Their aspirations of dominion, and sovereignty, through the Government of the Union, had become
so deep-seated and real as to cause that Government, at its first step, to assume the haughtiness
and imperiousness of an absolute sovereign.
“I appeal to all loyal citizens to favor, facilitate and aid this effort,” said President Lincoln,
in the first proclamation, calling for seventy-five thousand men. The term “loyal” has no
signification except as applied to the sovereign of an empire or kingdom. In a republic the
people are the sovereign, and the term “loyal” or its opposite can have no signification
except in relation to the true sovereign.
To say, therefore, that the agent of a sovereign people, the representative of the system
they have organized to conduct their common affairs, composed the real sovereign, and
that loyalty or disloyalty is of signification to this sovereign alone, is not only a perversion
of language, but and error, that leads straight to the perversion of all popular government
and the establishment of the monarchical or consolidated form.
The Government of the United States is now the sovereign here, says President Lincoln in
this proclamation, and loyalty consists in the maintenance of that sovereignty against all its foes.

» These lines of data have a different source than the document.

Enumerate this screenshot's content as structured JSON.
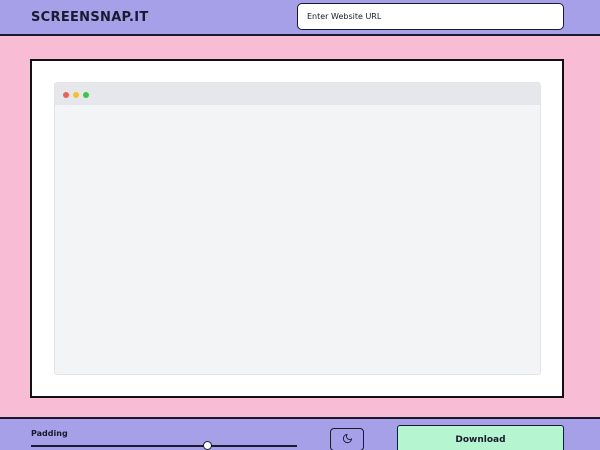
{
  "header": {
    "brand": "SCREENSNAP.IT",
    "url_placeholder": "Enter Website URL",
    "url_value": ""
  },
  "preview": {
    "window_dots": [
      "red-dot-icon",
      "yellow-dot-icon",
      "green-dot-icon"
    ]
  },
  "footer": {
    "padding_label": "Padding",
    "padding_value": 0.66,
    "theme_toggle_icon": "moon-icon",
    "download_label": "Download"
  },
  "colors": {
    "header_bg": "#a5a0e8",
    "page_bg": "#f8bcd4",
    "download_bg": "#b5f5cf",
    "dot_red": "#f0605b",
    "dot_yellow": "#f5c02f",
    "dot_green": "#39c64f"
  }
}
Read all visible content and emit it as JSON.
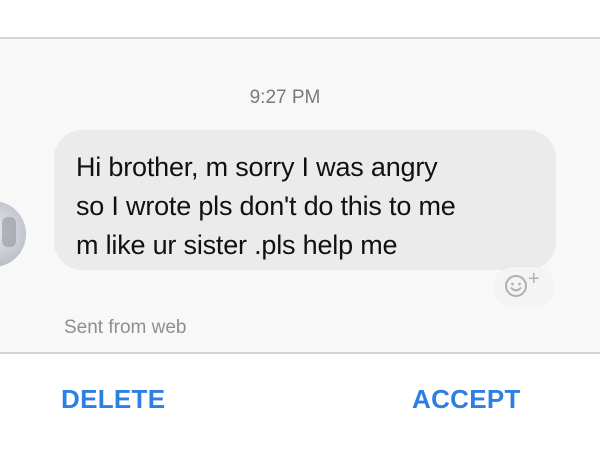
{
  "header": {
    "title": ""
  },
  "conversation": {
    "timestamp": "9:27 PM",
    "message": "Hi brother, m sorry I was angry\nso I wrote pls don't do this to me\nm like ur sister .pls help me",
    "react_plus": "+",
    "sent_from": "Sent from web",
    "avatar": "contact-avatar"
  },
  "actions": {
    "delete_label": "DELETE",
    "accept_label": "ACCEPT"
  },
  "colors": {
    "accent": "#2d7fe3",
    "bubble": "#ebebeb",
    "background": "#f8f8f8"
  },
  "icons": {
    "react": "smiley-add-icon"
  }
}
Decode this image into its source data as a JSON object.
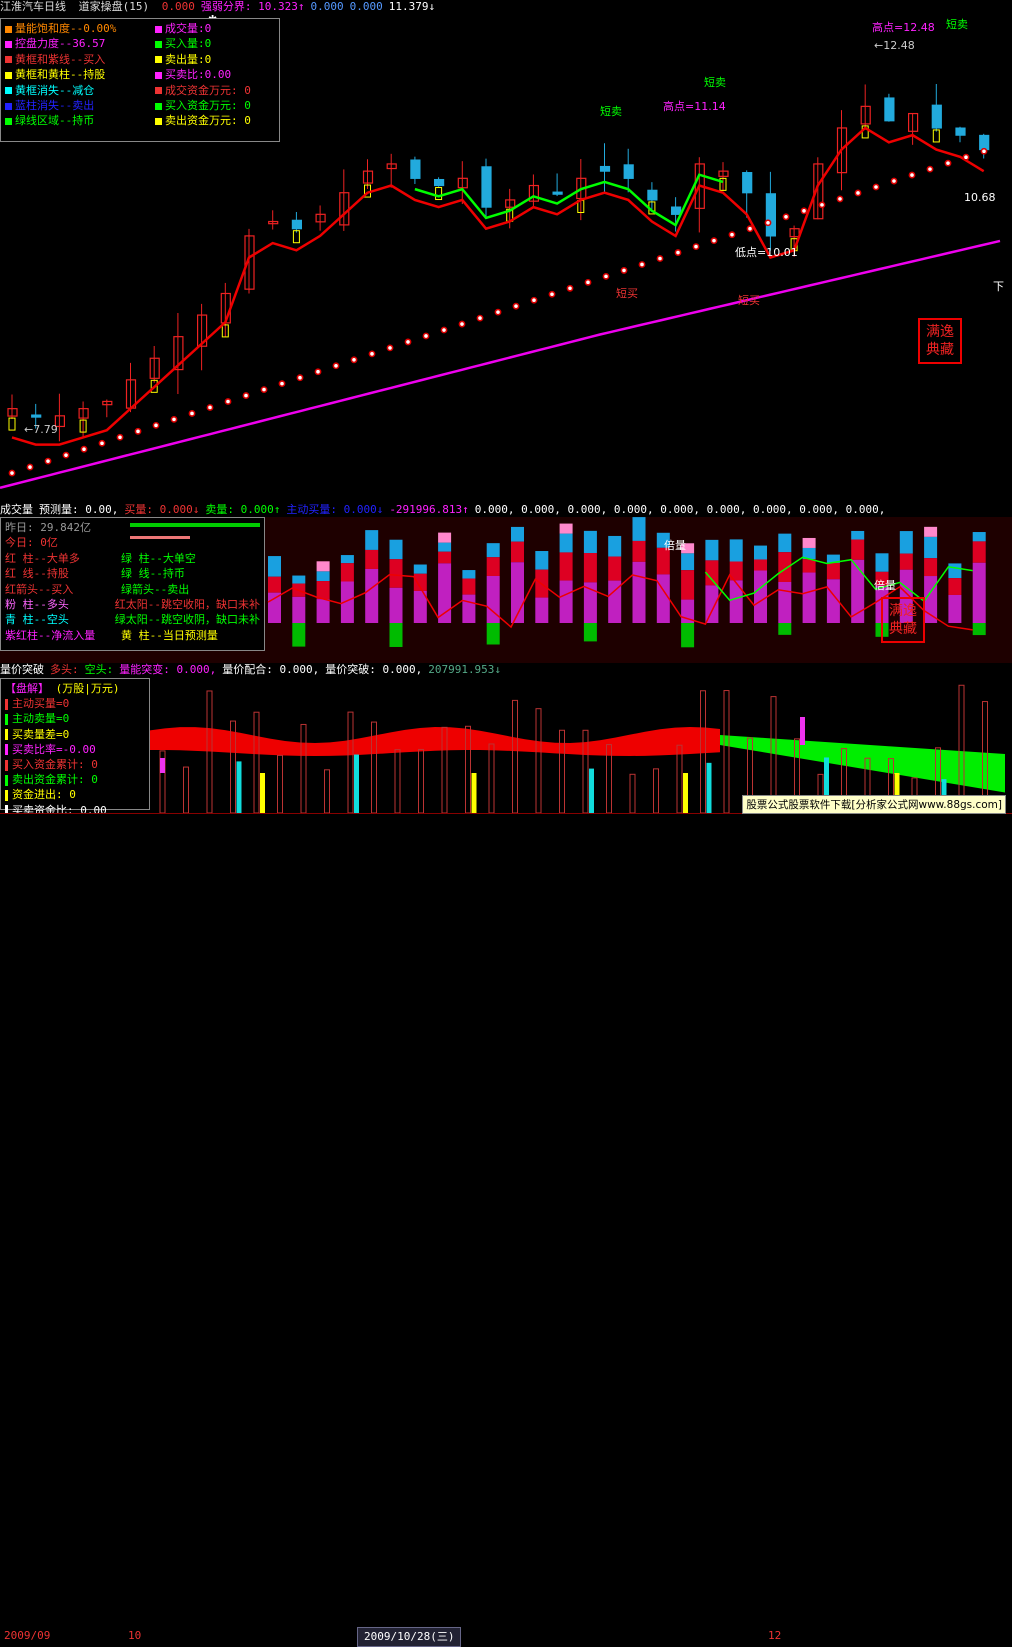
{
  "header_main": {
    "title": "江淮汽车日线",
    "indicator": "道家操盘(15)",
    "items": [
      {
        "t": "0.000",
        "c": "#e33"
      },
      {
        "t": "强弱分界: 10.323↑",
        "c": "#f2f"
      },
      {
        "t": "0.000",
        "c": "#59f"
      },
      {
        "t": "0.000",
        "c": "#59f"
      },
      {
        "t": "11.379↓",
        "c": "#fff"
      }
    ]
  },
  "legend_left": [
    {
      "label": "量能饱和度--0.00%",
      "c": "#f80"
    },
    {
      "label": "控盘力度--36.57",
      "c": "#f2f"
    },
    {
      "label": "黄框和紫线--买入",
      "c": "#e33"
    },
    {
      "label": "黄框和黄柱--持股",
      "c": "#ff0"
    },
    {
      "label": "黄框消失--减仓",
      "c": "#0ff"
    },
    {
      "label": "蓝柱消失--卖出",
      "c": "#22f"
    },
    {
      "label": "绿线区域--持币",
      "c": "#0f0"
    }
  ],
  "legend_right": [
    {
      "label": "成交量:0",
      "c": "#f2f"
    },
    {
      "label": "买入量:0",
      "c": "#0f0"
    },
    {
      "label": "卖出量:0",
      "c": "#ff0"
    },
    {
      "label": "买卖比:0.00",
      "c": "#f2f"
    },
    {
      "label": "成交资金万元: 0",
      "c": "#e33"
    },
    {
      "label": "买入资金万元: 0",
      "c": "#0f0"
    },
    {
      "label": "卖出资金万元: 0",
      "c": "#ff0"
    }
  ],
  "annotations": {
    "high1": "高点=12.48",
    "high1b": "←12.48",
    "high2": "高点=11.14",
    "low1": "低点=10.01",
    "low_left": "←7.79",
    "right_val": "10.68",
    "short_sell": "短卖",
    "short_buy": "短买",
    "buy": "买",
    "sell": "卖",
    "plenty": "倍量",
    "star": "✱"
  },
  "stamp": {
    "line1": "满逸",
    "line2": "典藏"
  },
  "header_vol": {
    "items": [
      {
        "t": "成交量",
        "c": "#fff"
      },
      {
        "t": "预测量: 0.00,",
        "c": "#fff"
      },
      {
        "t": "买量: 0.000↓",
        "c": "#e33"
      },
      {
        "t": "卖量: 0.000↑",
        "c": "#0f0"
      },
      {
        "t": "主动买量: 0.000↓",
        "c": "#22f"
      },
      {
        "t": "-291996.813↑",
        "c": "#f2f"
      },
      {
        "t": "0.000, 0.000, 0.000, 0.000, 0.000, 0.000, 0.000, 0.000, 0.000,",
        "c": "#fff"
      }
    ]
  },
  "legend_vol": {
    "yesterday": "昨日: 29.842亿",
    "today": "今日: 0亿",
    "rows": [
      {
        "a": "红  柱--大单多",
        "ac": "#e33",
        "b": "绿  柱--大单空",
        "bc": "#0f0"
      },
      {
        "a": "红  线--持股",
        "ac": "#e33",
        "b": "绿  线--持币",
        "bc": "#0f0"
      },
      {
        "a": "红箭头--买入",
        "ac": "#e33",
        "b": "绿箭头--卖出",
        "bc": "#0f0"
      },
      {
        "a": "粉  柱--多头",
        "ac": "#f6f",
        "b": "红太阳--跳空收阳，缺口未补",
        "bc": "#e33"
      },
      {
        "a": "青  柱--空头",
        "ac": "#0ff",
        "b": "绿太阳--跳空收阴，缺口未补",
        "bc": "#0f0"
      },
      {
        "a": "紫红柱--净流入量",
        "ac": "#f2f",
        "b": "黄  柱--当日预测量",
        "bc": "#ff0"
      }
    ]
  },
  "header_money": {
    "items": [
      {
        "t": "量价突破",
        "c": "#fff"
      },
      {
        "t": "多头:",
        "c": "#e33"
      },
      {
        "t": "空头:",
        "c": "#0f0"
      },
      {
        "t": "量能突变: 0.000,",
        "c": "#f2f"
      },
      {
        "t": "量价配合: 0.000,",
        "c": "#fff"
      },
      {
        "t": "量价突破: 0.000,",
        "c": "#fff"
      },
      {
        "t": "207991.953↓",
        "c": "#5a8"
      }
    ]
  },
  "legend_money": {
    "title": "【盘解】",
    "unit": "(万股|万元)",
    "rows": [
      {
        "t": "主动买量=0",
        "c": "#e33"
      },
      {
        "t": "主动卖量=0",
        "c": "#0f0"
      },
      {
        "t": "买卖量差=0",
        "c": "#ff0"
      },
      {
        "t": "买卖比率=-0.00",
        "c": "#f2f"
      },
      {
        "t": "买入资金累计: 0",
        "c": "#e33"
      },
      {
        "t": "卖出资金累计: 0",
        "c": "#0f0"
      },
      {
        "t": "资金进出: 0",
        "c": "#ff0"
      },
      {
        "t": "买卖资金比: 0.00",
        "c": "#fff"
      }
    ]
  },
  "ad_text": "股票公式股票软件下载[分析家公式网www.88gs.com]",
  "dates": {
    "d1": "2009/09",
    "d2": "10",
    "d3": "2009/10/28(三)",
    "d4": "12"
  },
  "colors": {
    "up": "#e22",
    "down": "#2ad",
    "ma_red": "#e00",
    "ma_green": "#0f0",
    "ma_magenta": "#e0e",
    "dots": "#d00"
  },
  "chart_data": {
    "type": "candlestick",
    "title": "江淮汽车日线",
    "ylim": [
      6.8,
      13.4
    ],
    "marks": {
      "high": 12.48,
      "high_mid": 11.14,
      "low": 10.01,
      "low_left": 7.79,
      "last": 10.68
    },
    "series": [
      {
        "name": "close_path_estimate",
        "values": [
          8.0,
          7.9,
          7.9,
          8.0,
          8.1,
          8.4,
          8.7,
          9.0,
          9.3,
          9.6,
          10.4,
          10.6,
          10.5,
          10.7,
          11.0,
          11.3,
          11.4,
          11.2,
          11.1,
          11.2,
          10.8,
          10.9,
          11.1,
          11.0,
          11.2,
          11.3,
          11.2,
          10.9,
          10.7,
          11.4,
          11.3,
          11.0,
          10.4,
          10.5,
          11.4,
          11.9,
          12.2,
          12.0,
          12.1,
          11.9,
          11.8,
          11.6
        ]
      }
    ]
  }
}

The sovereignty of the people and of the several and distinct States, in his mind, was only
a weakness and enthusiasm of the fathers. The States and people thereof
had become consolidated into a national Union.
“I appeal,” says President Lincoln, “to all loyal citizens to favor, facilitate and aid this
effort to maintain the honor, integrity, and the existence of our national Union.”

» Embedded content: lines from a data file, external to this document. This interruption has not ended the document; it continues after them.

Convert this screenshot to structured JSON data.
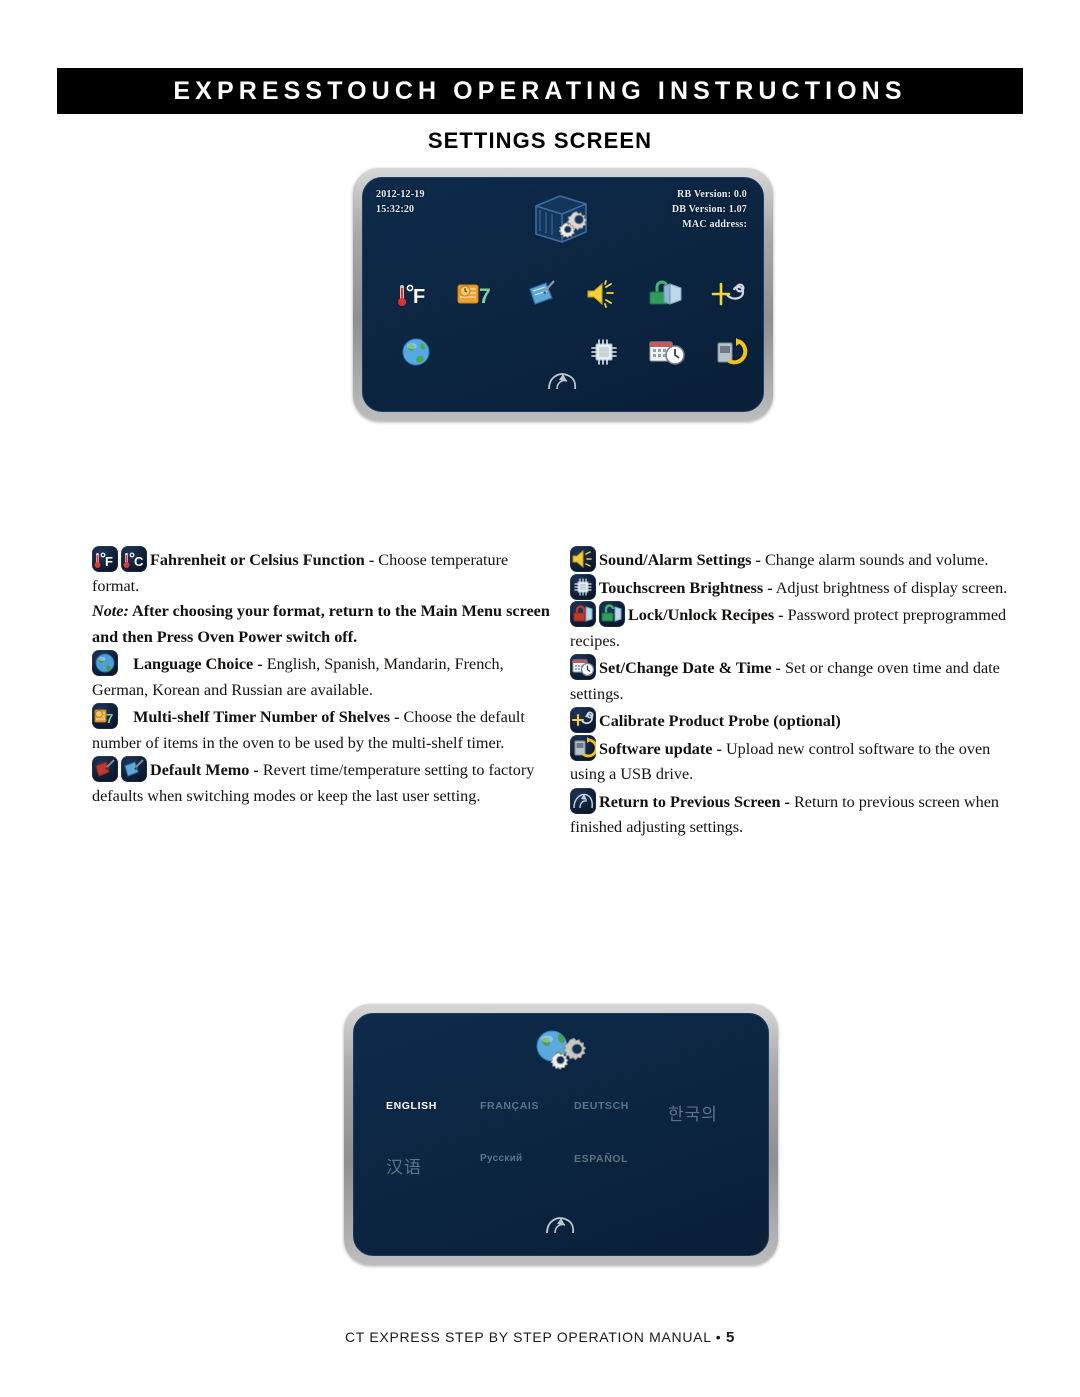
{
  "header": {
    "banner_title": "EXPRESSTOUCH OPERATING INSTRUCTIONS",
    "page_subtitle": "SETTINGS SCREEN"
  },
  "settings_screen": {
    "date": "2012-12-19",
    "time": "15:32:20",
    "rb_version": "RB Version: 0.0",
    "db_version": "DB Version: 1.07",
    "mac_address": "MAC address:",
    "header_icon": "oven-gears-icon",
    "icons_row1": [
      "fahrenheit-celsius-icon",
      "multi-shelf-timer-icon",
      "default-memo-icon",
      "sound-alarm-icon",
      "lock-unlock-recipes-icon",
      "calibrate-probe-icon"
    ],
    "icons_row2": [
      "language-globe-icon",
      "",
      "",
      "touchscreen-brightness-icon",
      "date-time-icon",
      "software-update-icon"
    ],
    "back_icon": "return-previous-screen-icon",
    "shelf_count": "7",
    "temp_unit": "°F"
  },
  "language_screen": {
    "header_icon": "globe-gear-icon",
    "languages": [
      {
        "label": "ENGLISH",
        "selected": true,
        "script": "latin"
      },
      {
        "label": "FRANÇAIS",
        "selected": false,
        "script": "latin"
      },
      {
        "label": "DEUTSCH",
        "selected": false,
        "script": "latin"
      },
      {
        "label": "한국의",
        "selected": false,
        "script": "cjk"
      },
      {
        "label": "汉语",
        "selected": false,
        "script": "cjk"
      },
      {
        "label": "Русский",
        "selected": false,
        "script": "cyrillic"
      },
      {
        "label": "ESPAÑOL",
        "selected": false,
        "script": "latin"
      }
    ],
    "back_icon": "return-previous-screen-icon"
  },
  "descriptions": {
    "left": [
      {
        "icons": [
          "fahrenheit-icon",
          "celsius-icon"
        ],
        "title": "Fahrenheit or Celsius Function -",
        "body": " Choose temperature format.",
        "note_label": "Note:",
        "note_text": " After choosing your format, return to the Main Menu screen and then Press Oven Power switch off."
      },
      {
        "icons": [
          "language-globe-icon"
        ],
        "title": "Language Choice -",
        "body": " English, Spanish, Mandarin, French, German, Korean and Russian are available."
      },
      {
        "icons": [
          "multi-shelf-timer-icon"
        ],
        "title": "Multi-shelf Timer Number of Shelves -",
        "body": " Choose the default number of items in the oven to be used by the multi-shelf timer."
      },
      {
        "icons": [
          "default-memo-locked-icon",
          "default-memo-icon"
        ],
        "title": "Default Memo -",
        "body": " Revert time/temperature setting to factory defaults when switching modes or keep the last user setting."
      }
    ],
    "right": [
      {
        "icons": [
          "sound-alarm-icon"
        ],
        "title": "Sound/Alarm Settings -",
        "body": " Change alarm sounds and volume."
      },
      {
        "icons": [
          "touchscreen-brightness-icon"
        ],
        "title": "Touchscreen Brightness -",
        "body": " Adjust brightness of display screen."
      },
      {
        "icons": [
          "lock-recipes-icon",
          "unlock-recipes-icon"
        ],
        "title": "Lock/Unlock Recipes -",
        "body": " Password protect preprogrammed recipes."
      },
      {
        "icons": [
          "date-time-icon"
        ],
        "title": "Set/Change Date & Time -",
        "body": " Set or change oven time and date settings."
      },
      {
        "icons": [
          "calibrate-probe-icon"
        ],
        "title": "Calibrate Product Probe (optional)",
        "body": ""
      },
      {
        "icons": [
          "software-update-icon"
        ],
        "title": "Software update -",
        "body": " Upload new control software to the oven using a USB drive."
      },
      {
        "icons": [
          "return-previous-screen-icon"
        ],
        "title": "Return to Previous Screen -",
        "body": " Return to previous screen when finished adjusting settings."
      }
    ]
  },
  "footer": {
    "text": "CT EXPRESS STEP BY STEP OPERATION MANUAL •",
    "page_number": "5"
  },
  "colors": {
    "banner_bg": "#000000",
    "screen_bg": "#0b2440",
    "bezel": "#a9a9a9",
    "selected_language": "#ffffff",
    "dim_language": "#5f7284"
  }
}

This was the usurpation. This lay at the foundation of the war. Every subsequent act
of the Government was another step in the same direction, all tending palpably to
supremacy for the Government of the United States, the subjugation of the States,
and the submission of the people. This was the adversary with whom we had to struggle,
and this was the issue for which we fought. That we dared to draw our swords to
vindicate the rights and the sovereignty of the people . . . was adjudged an
infamous crime, and we were denounced as “rebels.”
(Rise and Fall of the Confederate Government, Vol. II, Jefferson Davis, D. Appleton & Company, 1881, pp. 563-564)
An Honorable Defeat
“Imagine America invaded by a foreign power, one that has quadruple the population and industrial base.
Imagine that this enemy has free access to the world’s goods as well as an inexhaustible supply of cannon
fodder from the proletariat of other countries, while America itself is tightly blockaded from the outside world.
New York and Cincinnati have been taken. For months, Boston and Chicago have been under constant siege,
the civilian population driven from their homes. Enemy forces roam over large parts of the country burning
the homes, tools and food of the non-combatants in a campaign of deliberate terrorism.
Nearly 85 percent of the nation’s able-bodied males (up to 50 years of age) have been called to arms.
Battlefield casualties have run to 39 percent and deaths amount to nearly half of that, far exceeding those of any other war.
On the other hand, the enemy, though its acts and domestic propaganda indicate otherwise, is telling the
American population that it wants only peace and the restoration of the status quo antebellum. Lay down
your arms and all will be as before.
What would be the state of our morale in such conditions? Americans have never suffered such misfortune,
have they? Alas, they have. This was the experience of the Southern people from 1861-1865 in
their lost War for Independence.”
(Clyde Wilson, An Honorable Defeat, Chronicles, October 1998, pg. 28)
Editor's Note:
Without question the use of the terms "Civil War" and "North Carolina Civil War Sesquicentennial"
have been in use for many years and despite their inaccuracy have come to descibe the same as
what we present on the North Carolina War Between the States Sequicentennial website.